Preliminary progress is reported in this communication in building a planar anode-supported low-temperature solid oxide fuel cell (SOFC) stack based on gadolinia-doped ceria (GDC) electrolyte, i.e. fabrication and characterization of a Ø80 planar bilayer structure composed of GDC electrolyte film and Ni–GDC anode substrate. The anode substrates were prepared from mixtures of NiO, GDC, and carbon black by die-pressing. After pre-firing to remove the carbon black, the anode substrates were deposited with a GDC layer using a spray coating technique. The green bilayers of anode substrate and electrolyte film were then co-sintered at 1500 °C for 3 h. Through proper control of the sintering process, bilayer structures with excellent flatness were achieved after co-sintering.
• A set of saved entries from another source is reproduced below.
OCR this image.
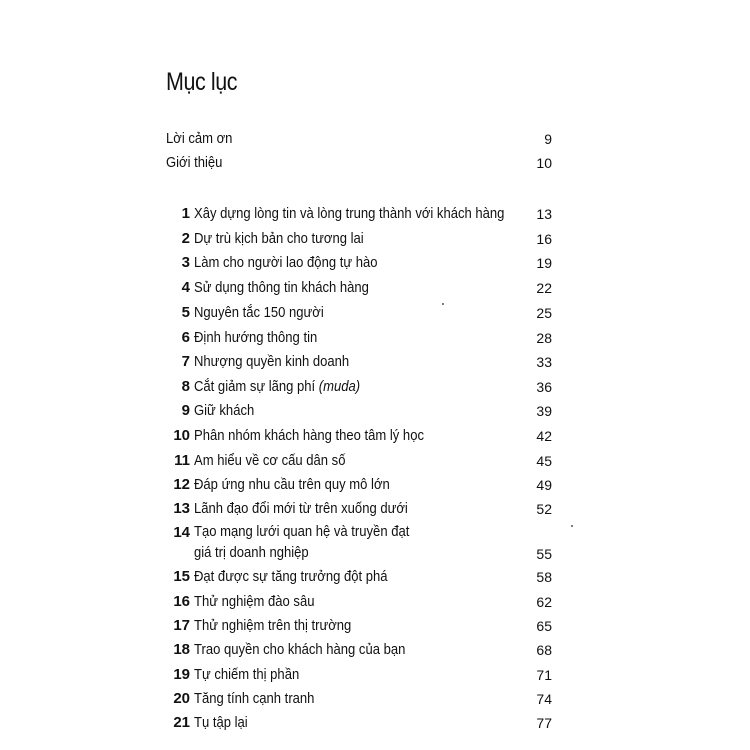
Mục lục
Lời cảm ơn	9
Giới thiệu	10
1 Xây dựng lòng tin và lòng trung thành với khách hàng 13
2 Dự trù kịch bản cho tương lai	16
3 Làm cho người lao động tự hào	19
4 Sử dụng thông tin khách hàng	22
5 Nguyên tắc 150 người	25
6 Định hướng thông tin	28
7 Nhượng quyền kinh doanh	33
8 Cắt giảm sự lãng phí (muda)	36
9 Giữ khách	39
10 Phân nhóm khách hàng theo tâm lý học	42
11 Am hiểu về cơ cấu dân số	45
12 Đáp ứng nhu cầu trên quy mô lớn	49
13 Lãnh đạo đổi mới từ trên xuống dưới	52
14 Tạo mạng lưới quan hệ và truyền đạt
giá trị doanh nghiệp	55
15 Đạt được sự tăng trưởng đột phá	58
16 Thử nghiệm đào sâu	62
17 Thử nghiệm trên thị trường	65
18 Trao quyền cho khách hàng của bạn	68
19 Tự chiếm thị phần	71
20 Tăng tính cạnh tranh	74
21 Tụ tập lại	77
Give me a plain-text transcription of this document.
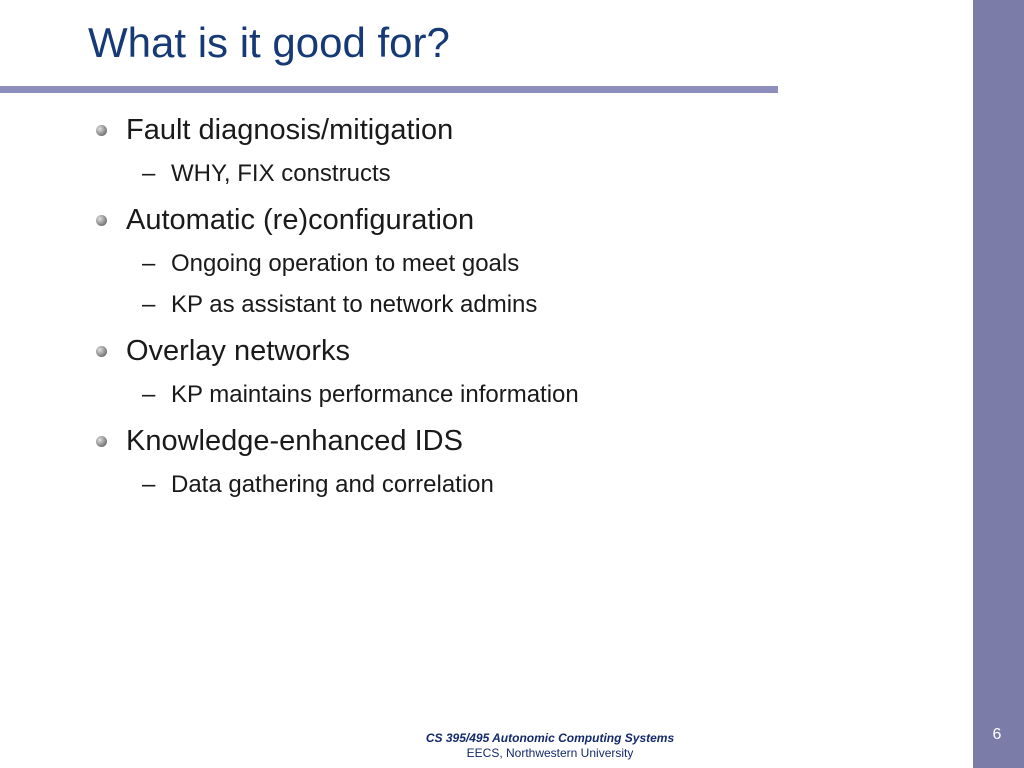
What is it good for?
Fault diagnosis/mitigation
– WHY, FIX constructs
Automatic (re)configuration
– Ongoing operation to meet goals
– KP as assistant to network admins
Overlay networks
– KP maintains performance information
Knowledge-enhanced IDS
– Data gathering and correlation
CS 395/495 Autonomic Computing Systems
EECS, Northwestern University
6
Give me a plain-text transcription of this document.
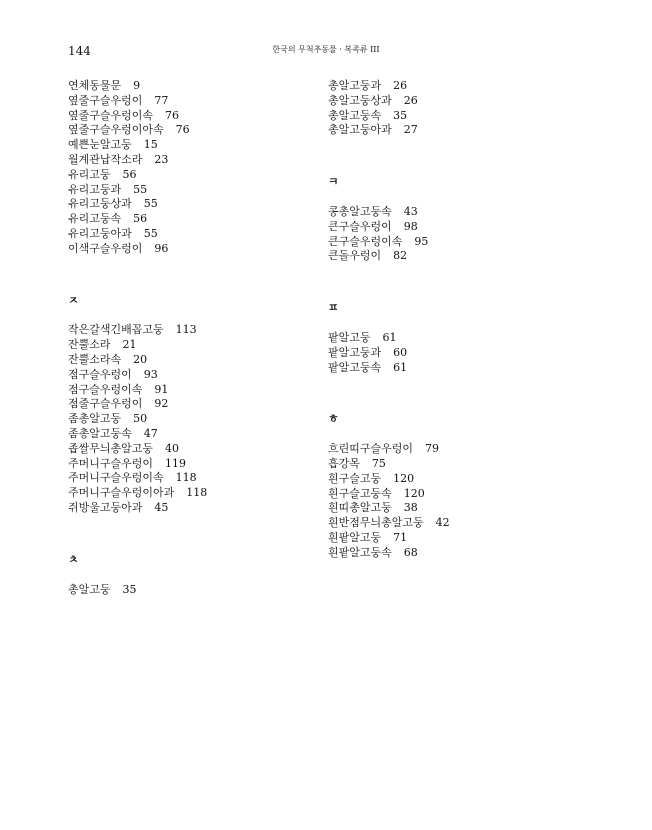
144	한국의 무척추동물 · 복족류 III
연체동물문 9
옆줄구슬우렁이 77
옆줄구슬우렁이속 76
옆줄구슬우렁이아속 76
예쁜눈알고둥 15
월계관납작소라 23
유리고둥 56
유리고둥과 55
유리고둥상과 55
유리고둥속 56
유리고둥아과 55
이색구슬우렁이 96
ㅈ
작은갈색긴배꼽고둥 113
잔뿔소라 21
잔뿔소라속 20
점구슬우렁이 93
점구슬우렁이속 91
점줄구슬우렁이 92
좀총알고둥 50
좀총알고둥속 47
좁쌀무늬총알고둥 40
주머니구슬우렁이 119
주머니구슬우렁이속 118
주머니구슬우렁이아과 118
쥐방울고둥아과 45
ㅊ
총알고둥 35
총알고둥과 26
총알고둥상과 26
총알고둥속 35
총알고둥아과 27
ㅋ
콩총알고둥속 43
큰구슬우렁이 98
큰구슬우렁이속 95
큰돌우렁이 82
ㅍ
팥알고둥 61
팥알고둥과 60
팥알고둥속 61
ㅎ
흐린띠구슬우렁이 79
흡강목 75
흰구슬고둥 120
흰구슬고둥속 120
흰띠총알고둥 38
흰반점무늬총알고둥 42
흰팥알고둥 71
흰팥알고둥속 68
Scanning electron microscopy (SEM) observation indicated that the electrolyte film was about 22 μm in thickness, highly dense, crack-free, and well-bonded to the anode substrate. Small disks which were cut out from the Ø80 bilayer structure were electrochemically examined in a single button-cell mode incorporating a (LaSr)(CoFe)O 3–GDC composite cathode. With humidified hydrogen as the fuel and air as the oxidant, the cell demonstrated an open-circuit voltage of 0.884 V and a maximum power density of 562 mW/cm 2 at 600 °C. The results imply that high-quality anode-supported electrolyte/anode bilayer structures were successfully fabricated. Based on them, planar anode-supported SOFC stacks will be assembled in the future.